David's favorite color is red. This may seem like a trivial detail—something that every mother certainly would know about her own son. But, because David has struggled for so long to communicate, I can still remember the day that we learned this fact. We were working with someone from the UCSB Koegel Autism Center and she had some dot markers that David loved. We were all sitting around the kitchen table, each holding a couple of the markers. If David wanted a marker, he had to request it verbally. It didn't matter how close his verbalization was to the real pronunciation of the word, if he said something, he got the marker.
That day was very emotional for me, because I learned several things about David. He not only knew all of his colors, but had a separate and distinct name for each one. He always requested red first, it was the last to be put away and his pictures—predominately red. It seemed like an amazing revelation to us because David had been able to communicate something new, something we had not realized before. We had made a connection. He had a favorite color and it was red.
For a long time, David's word for red was "da." Who knows? Anyway, I made a new entry in my mental David dictionary, da translates to red. In the 16 months since that day, David's pronunciation of the word has improved, as has his ability to voice his opinions. When he strings together a sentence like, "I WANT red churt," guess what—he gets a red shirt. Consequently, David wears a red shirt almost every day. And almost every day as we are slipping it over his head I am thankful that he picked red—socially acceptable for a boy especially since we live in Nebraska, Husker Nation.

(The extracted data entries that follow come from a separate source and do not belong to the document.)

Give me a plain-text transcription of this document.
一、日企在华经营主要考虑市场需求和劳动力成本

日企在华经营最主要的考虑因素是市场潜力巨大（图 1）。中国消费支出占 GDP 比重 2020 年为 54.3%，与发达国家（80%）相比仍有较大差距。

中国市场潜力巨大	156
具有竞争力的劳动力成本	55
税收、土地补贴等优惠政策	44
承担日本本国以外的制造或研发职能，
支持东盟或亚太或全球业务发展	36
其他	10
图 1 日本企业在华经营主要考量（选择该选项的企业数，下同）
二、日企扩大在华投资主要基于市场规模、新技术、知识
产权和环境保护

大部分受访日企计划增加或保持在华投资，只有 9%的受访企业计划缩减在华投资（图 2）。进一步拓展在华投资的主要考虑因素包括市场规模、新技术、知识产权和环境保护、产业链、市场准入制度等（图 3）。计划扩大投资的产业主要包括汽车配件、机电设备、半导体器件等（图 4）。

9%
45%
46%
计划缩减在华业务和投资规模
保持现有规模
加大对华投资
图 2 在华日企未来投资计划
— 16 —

I sometimes worry how we are going to be able to break David of this habit, but for the time being it doesn't really seem like our most immediate problem, so I let it slide. But, what if at 35, he still has to wear a red shirt every day? What kind of job can he have without looking out of place in red every day, I mean every…single…day? Amazingly, I have been able to come up with two places that might consider his application—the Husker athletic department and Target Stores.
There was a story on the news last week that men who dress in red are perceived as more successful. Men who wear red are more attractive to women. Maybe David really had it figured out all along.